Mas há algo que é absolutamente primordial nesta escolha. É
preciso esquecer-se o fator monetário, tão considerado nos dias de hoje. Não é
verdade que as pessoas que prosperam em determinada atividade amam-na por causa
do dinheiro que a mesma proporciona. Antes disso, trabalham com afinco e fazem
tudo bem feito porque gostam do que fazem, e isso acaba por lhes render
qualidade na sua produção e consequente retorno financeiro. Também não é
verdade que existam atividades em que há impossibilidade de boa remuneração.
Vejam um exemplo: para que serve uma faculdade de Filosofia? Para dar aulas, na
maioria das vezes. E sabemos que os professores são mal remunerados no Brasil.
Será mesmo? Perguntem aos filósofos brasileiros popstars,
como Viviane Mosé, Luiz Felipe Pondé, Márcia Tiburi, Renato Janine, Marilena
Chauí, Paulo Ghiraldelli, Mario Cortela, Denis Rosenfield e outros se estão
passando por necessidades. Não há nenhuma conotação pejorativa em chamá-los de
popstars. São professores que alcançaram sucesso em suas carreiras, fama,
escreveram livros, artigos de jornais e revistas, cobram caro por suas
palestras, tudo isso por uma razão simples e eficaz: amam o que fazem.
E é aí que a ajuda dos pais vale ouro: na detecção do
talento dos filhos. Em maior ou menor medida, os pais convivem e prestam muita atenção nos filhos.
Conhecem-nos até pelo andar. Sabem do que eles gostam, do que fazem melhor, do
que mais lhe chamam a atenção. Sabem o quanto são questionadores, se gostam e o
que gostam de ler, se tem propensões artísticas ou esportivas, se são
comunicativos, se são contestadores; conhecem, enfim, suas habilidades, a não
ser que uma crise de relacionamento muito profunda os impeçam de possuir uma
visão minimamente saudável. Opiniões dadas com sinceridade e bom senso podem ser reconhecidas pelo jovem como um corrimão seguro na escada que necessita subir.

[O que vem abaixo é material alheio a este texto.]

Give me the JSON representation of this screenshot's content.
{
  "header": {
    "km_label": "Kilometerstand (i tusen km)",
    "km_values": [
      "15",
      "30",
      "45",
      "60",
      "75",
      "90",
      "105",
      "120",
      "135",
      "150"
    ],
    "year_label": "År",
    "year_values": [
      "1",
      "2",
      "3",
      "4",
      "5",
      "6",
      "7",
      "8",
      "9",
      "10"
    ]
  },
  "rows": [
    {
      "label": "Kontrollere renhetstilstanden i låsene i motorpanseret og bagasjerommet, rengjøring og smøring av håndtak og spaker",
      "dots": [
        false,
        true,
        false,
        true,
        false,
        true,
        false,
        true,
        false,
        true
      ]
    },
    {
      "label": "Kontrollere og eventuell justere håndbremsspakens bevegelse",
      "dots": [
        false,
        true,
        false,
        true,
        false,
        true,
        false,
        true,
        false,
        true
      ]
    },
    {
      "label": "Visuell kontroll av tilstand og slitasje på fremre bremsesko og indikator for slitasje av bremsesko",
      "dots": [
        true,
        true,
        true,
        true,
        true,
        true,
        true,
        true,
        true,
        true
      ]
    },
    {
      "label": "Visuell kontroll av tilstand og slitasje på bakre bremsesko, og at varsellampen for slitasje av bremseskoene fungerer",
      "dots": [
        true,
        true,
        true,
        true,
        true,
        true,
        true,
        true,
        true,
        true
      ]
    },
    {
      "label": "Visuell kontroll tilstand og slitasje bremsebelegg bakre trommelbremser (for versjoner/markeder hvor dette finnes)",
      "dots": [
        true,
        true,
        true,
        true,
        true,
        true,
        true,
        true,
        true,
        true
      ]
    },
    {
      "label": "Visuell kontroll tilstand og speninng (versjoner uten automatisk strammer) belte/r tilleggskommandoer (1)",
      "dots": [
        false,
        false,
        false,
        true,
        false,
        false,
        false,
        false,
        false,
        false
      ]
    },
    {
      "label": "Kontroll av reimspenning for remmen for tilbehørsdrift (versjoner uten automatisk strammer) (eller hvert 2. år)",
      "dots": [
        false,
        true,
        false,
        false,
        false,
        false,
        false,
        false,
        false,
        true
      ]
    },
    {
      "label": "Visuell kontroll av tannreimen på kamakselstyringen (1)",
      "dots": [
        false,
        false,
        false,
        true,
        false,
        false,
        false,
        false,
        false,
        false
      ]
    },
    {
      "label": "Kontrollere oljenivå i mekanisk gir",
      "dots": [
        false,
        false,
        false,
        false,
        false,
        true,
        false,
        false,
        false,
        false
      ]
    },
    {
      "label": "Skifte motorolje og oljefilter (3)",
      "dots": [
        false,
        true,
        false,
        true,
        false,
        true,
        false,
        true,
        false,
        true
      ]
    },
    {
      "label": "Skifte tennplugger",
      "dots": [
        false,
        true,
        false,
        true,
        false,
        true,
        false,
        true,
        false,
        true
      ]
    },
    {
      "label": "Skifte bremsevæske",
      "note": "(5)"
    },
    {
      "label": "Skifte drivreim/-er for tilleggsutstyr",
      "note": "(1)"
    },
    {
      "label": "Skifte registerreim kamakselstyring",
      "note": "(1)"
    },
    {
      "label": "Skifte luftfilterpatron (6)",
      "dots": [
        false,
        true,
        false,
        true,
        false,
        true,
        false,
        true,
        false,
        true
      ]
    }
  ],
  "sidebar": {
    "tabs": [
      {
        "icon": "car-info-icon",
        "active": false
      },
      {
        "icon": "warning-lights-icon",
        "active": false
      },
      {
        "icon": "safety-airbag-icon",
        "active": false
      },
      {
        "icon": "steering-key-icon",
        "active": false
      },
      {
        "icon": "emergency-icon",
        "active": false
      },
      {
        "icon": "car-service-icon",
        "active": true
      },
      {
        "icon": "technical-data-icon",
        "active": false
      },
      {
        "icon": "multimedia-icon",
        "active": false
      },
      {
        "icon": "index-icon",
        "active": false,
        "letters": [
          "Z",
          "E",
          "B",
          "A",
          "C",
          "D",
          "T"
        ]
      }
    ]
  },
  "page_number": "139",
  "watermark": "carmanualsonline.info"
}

No entanto, os pais devem se lembrar que são adultos e fazer
uso de sua razão. É preciso que tenham cuidado para não projetar suas
frustrações nos filhos. Nem adianta ficar vendo em seus filhos eternas crianças. É
preciso deixar isso no nível do sentimento. Houve, na época da última
olimpíada, uma belíssima propaganda de banco que mostrava crianças competindo
nas diversas modalidades enquanto seus pais as observavam das arquibancadas. As crianças representavam os atletas, já adultos; apenas os pais ainda os enxergavam como guris eternos. Na
verdade, essa visão é linda como poesia, mas se você não consegue se desprender
dela, não conseguirá exercer juízo crítico de modo a colaborar com as escolhas
de seus filhos, e é melhor procurar ajuda com os professores do jovem, e mesmo
seus amigos podem ser boa fonte de informação.
Insisto mais uma vez: não se foquem no dinheiro, que virá
naturalmente se a escolha for acertada. Que os pais não se apeguem ao sucesso
imediato proporcionado por profissões do momento, e que os filhos não
subestimem suas capacidades de serem felizes, ainda que o status de sua
carreira não seja algo que, a primeira vista, das mais atraentes.
Por fim, é preciso lembrar que, apesar de desagradável, toda
essa incerteza permeada de um sentimento que flutua entre a afobação, o medo e a
tristeza, não deixa de ser um aprendizado. É sempre necessário lembrarmo-nos
que, a cada vez que nos aproximamos mais e mais da velhice (sim, velhice;
“melhor idade” é um termo tão mequetrefe e falsificado quanto o “politicamente
correto”), maiores serão nossas angústias (lembram deste post?). É um
momento em que guardamos uma reserva de experiência para quando nossas
possibilidades não estiverem mais limitadas pela pressão das escolhas, mas pelo
pouco tempo que nos resta, e pelas provações de ordem natural. Sob este sentido,
a escolha difícil é propedêutica: não adianta vivermos um sonho dourado,
onde nossos caminhos nunca encontrarão encruzilhadas ou abismos.
Recomendação de leitura:
SALINGER, Jerome. O apanhador no campo de centeio. Rio de
Janeiro: Editora do Autor, 1999.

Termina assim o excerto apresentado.